Mr Waller, who trained champion mare Winx and will have two strong chances in Saturday’s Cox Plate, said allegations of mistreatment, aired in a confronting report on ABC television’s 7.30 program, should be a turning point for the sector.
“I am really glad that actually this has been brought to light,” he said at trackwork at Moonee Valley racecourse on Tuesday morning.
“If we want the sport to be welcomed by the community we have to do everything it takes to make sure that those scenes are never visited again. It’s as simple as that.
“It’s our duty to make sure every horse is respected for every breath they take.
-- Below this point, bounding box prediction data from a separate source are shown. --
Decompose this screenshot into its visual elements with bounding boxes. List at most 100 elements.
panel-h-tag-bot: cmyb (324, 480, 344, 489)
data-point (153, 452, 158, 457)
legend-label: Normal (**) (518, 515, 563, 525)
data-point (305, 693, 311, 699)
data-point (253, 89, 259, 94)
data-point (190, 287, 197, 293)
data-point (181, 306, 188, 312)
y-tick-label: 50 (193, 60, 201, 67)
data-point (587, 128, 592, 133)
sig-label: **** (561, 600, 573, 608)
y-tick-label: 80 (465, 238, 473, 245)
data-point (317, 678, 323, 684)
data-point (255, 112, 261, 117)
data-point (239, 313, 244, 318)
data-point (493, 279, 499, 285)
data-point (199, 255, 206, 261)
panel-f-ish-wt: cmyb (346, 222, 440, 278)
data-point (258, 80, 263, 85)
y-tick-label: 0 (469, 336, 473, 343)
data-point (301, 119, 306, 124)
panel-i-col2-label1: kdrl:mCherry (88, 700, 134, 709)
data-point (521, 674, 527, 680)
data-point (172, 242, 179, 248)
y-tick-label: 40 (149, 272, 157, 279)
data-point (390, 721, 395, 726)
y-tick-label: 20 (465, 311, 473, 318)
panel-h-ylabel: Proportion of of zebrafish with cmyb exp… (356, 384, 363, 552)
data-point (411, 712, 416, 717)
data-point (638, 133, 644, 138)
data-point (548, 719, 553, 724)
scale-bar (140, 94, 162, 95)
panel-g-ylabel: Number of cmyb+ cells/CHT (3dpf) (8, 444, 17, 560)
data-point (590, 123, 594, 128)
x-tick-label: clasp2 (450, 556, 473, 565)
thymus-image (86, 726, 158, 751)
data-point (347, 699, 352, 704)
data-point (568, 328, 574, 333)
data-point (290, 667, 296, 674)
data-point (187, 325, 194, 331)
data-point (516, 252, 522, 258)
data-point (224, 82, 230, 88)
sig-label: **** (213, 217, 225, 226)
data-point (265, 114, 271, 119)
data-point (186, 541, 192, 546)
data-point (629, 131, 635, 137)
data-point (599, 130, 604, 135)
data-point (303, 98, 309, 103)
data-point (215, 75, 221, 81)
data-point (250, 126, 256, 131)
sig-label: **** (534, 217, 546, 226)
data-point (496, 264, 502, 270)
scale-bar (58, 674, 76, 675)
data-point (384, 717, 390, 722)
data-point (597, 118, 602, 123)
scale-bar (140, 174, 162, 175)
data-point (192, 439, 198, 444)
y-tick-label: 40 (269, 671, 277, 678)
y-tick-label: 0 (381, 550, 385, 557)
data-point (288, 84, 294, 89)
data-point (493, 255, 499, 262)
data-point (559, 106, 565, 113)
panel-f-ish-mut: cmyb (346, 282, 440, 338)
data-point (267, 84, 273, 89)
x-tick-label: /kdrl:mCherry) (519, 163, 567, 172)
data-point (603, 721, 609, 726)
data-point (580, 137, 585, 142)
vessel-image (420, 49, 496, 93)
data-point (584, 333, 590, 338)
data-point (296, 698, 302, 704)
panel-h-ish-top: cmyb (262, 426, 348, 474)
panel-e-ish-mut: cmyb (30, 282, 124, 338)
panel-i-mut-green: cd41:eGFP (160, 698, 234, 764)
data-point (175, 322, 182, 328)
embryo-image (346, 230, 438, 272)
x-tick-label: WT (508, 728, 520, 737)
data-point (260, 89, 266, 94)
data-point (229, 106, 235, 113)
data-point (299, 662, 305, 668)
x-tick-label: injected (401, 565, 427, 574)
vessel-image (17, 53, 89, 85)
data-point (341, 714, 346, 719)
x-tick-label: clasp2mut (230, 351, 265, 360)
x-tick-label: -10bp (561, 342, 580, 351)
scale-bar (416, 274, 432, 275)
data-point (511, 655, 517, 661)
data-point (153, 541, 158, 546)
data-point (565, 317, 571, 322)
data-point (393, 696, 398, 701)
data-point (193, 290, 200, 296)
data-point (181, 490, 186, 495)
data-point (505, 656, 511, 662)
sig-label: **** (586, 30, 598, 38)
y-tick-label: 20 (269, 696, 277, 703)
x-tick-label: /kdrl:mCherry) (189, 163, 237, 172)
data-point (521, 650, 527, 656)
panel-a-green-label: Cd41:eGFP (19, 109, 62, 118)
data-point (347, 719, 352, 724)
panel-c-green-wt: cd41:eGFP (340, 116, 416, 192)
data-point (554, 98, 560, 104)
I will be making sure personally that I can do as much as I can and the feedback that I am getting from other trainers is the same.”
Mr Waller’s comments came as the NSW Trainers Association called for the installation of a federal racing minister to co-ordinate the industry’s response.
The group also wants the country’s two biggest sales companies, Inglis and Magic Millions, to pay a levy on every horse they sell to help fund welfare programs.
Mr Waller said the industry had several initiatives to re-home former race horses, but more needed to be done.
“We can’t just stop there. We’ve got to make sure it’s followed through – that where we think the horses are going to they are actually going there.
“The fact is any horse, whether it be a thoroughbred or a hobby horse, needs to be treated with respect.”
Mr Waller’s group one winner Kings Will Dream successfully made the final Cox Plate field on Tuesday morning, after the Moonee Valley Race Club controversially left top-line gallopers Humidor and Mr Quickie out of the main field.
Kings Will Dream suffered a bad injury in last year’s Cox Plate and was lucky to survive. Mr Waller said he was thrilled the horse was back in form.
“To get him back to the races was one thing, but to get him back in winning form in a group one last start was very good.” – Australian Financial Review.